O calendário avisa: é a partir de agora que os times
vão começar a mostrar o seu verdadeiro potencial. Cuba,
por exemplo, sonha em voltar a ser o temido time de
dez anos atrás, enquanto a China busca reafirmar o que
a faz campeã olímpica. Já a Rússia está de volta após
um ano fora das competições internacionais. A Itália,
por sua vez, tenta ser a surpresa, assim como os Estados
Unidos e o Japão.
“A equipe do Brasil tem qualidade e ainda pode crescer
muito. Temos de evoluir essa capacidade de adaptação
às diferentes escolas, já pensando no Mundial. Enfrentaremos
adversários extremamente difíceis e a preparação tem
de ser no limite”, afirma o técnico Zé Roberto Guimarães.
Vontade é o que não vai faltar, garantem as atletas.

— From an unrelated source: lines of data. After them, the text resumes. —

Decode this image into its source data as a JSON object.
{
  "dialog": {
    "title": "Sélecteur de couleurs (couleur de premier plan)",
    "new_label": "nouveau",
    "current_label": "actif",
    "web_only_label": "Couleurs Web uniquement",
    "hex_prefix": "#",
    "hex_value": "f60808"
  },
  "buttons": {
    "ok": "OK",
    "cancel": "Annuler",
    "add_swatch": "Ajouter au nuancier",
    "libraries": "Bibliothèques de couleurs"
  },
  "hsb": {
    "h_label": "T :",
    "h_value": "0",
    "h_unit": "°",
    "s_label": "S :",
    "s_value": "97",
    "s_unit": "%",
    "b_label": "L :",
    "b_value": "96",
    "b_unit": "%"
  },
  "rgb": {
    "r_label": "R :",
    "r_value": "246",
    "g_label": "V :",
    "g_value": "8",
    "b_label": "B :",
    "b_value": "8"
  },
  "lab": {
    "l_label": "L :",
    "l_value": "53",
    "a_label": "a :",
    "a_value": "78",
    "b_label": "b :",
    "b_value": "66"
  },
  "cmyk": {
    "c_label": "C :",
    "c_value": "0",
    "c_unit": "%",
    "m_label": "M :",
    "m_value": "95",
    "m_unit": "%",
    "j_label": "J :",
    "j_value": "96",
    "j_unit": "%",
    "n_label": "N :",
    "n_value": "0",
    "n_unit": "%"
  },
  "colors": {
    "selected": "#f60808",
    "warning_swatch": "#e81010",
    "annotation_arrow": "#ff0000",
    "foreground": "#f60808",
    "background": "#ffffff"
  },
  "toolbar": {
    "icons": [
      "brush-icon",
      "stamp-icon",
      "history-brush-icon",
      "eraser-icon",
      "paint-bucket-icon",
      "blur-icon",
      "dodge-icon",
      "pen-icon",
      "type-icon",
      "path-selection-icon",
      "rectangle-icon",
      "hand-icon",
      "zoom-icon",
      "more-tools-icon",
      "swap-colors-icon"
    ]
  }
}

“Estamos treinando duro para, no mínimo, tocar em todas
as bolas. A relação do bloqueio com a defesa está cada
dia melhor. Que as adversárias não achem que vai ser
fácil passar por nós, pois não vai ser. Por causa do
que aconteceu no ano passado, minha vontade de vencer
é ainda mais forte”, garante a meio-de-rede Fabiana,
que às vésperas da edição 2005 da competição quebrou
o pé e não pôde entrar em quadra.
“Vai ser difícil, mas esse grupo é show. Uma ajuda
a outra. O que nos torna confiantes é saber que todas
estão unidas pelo mesmo objetivo”, complementa a atleta,
a mais alta da equipe, com 1,93m. Melhor jogadora da
partida que deu o título às brasileiras no ano passado,
quando marcou 31 pontos, Sheilla concorda. “Estamos
trabalhando pesado para que tudo dê certo e que consigamos
trazer o sexto título do torneio”, comentou.
As maiores novidades em relação ao ano passado são
as voltas da levantadora Fofão e da meio-de-rede Walewska.
Ambas não vestiam a camisa amarela desde Atenas-2004.
Ao lado da ex-capitã Valeskinha, que por determinação
de Zé Roberto deixa de ser meio-de-rede para atuar como
ponteira, elas serão as responsáveis por liderar o grupo.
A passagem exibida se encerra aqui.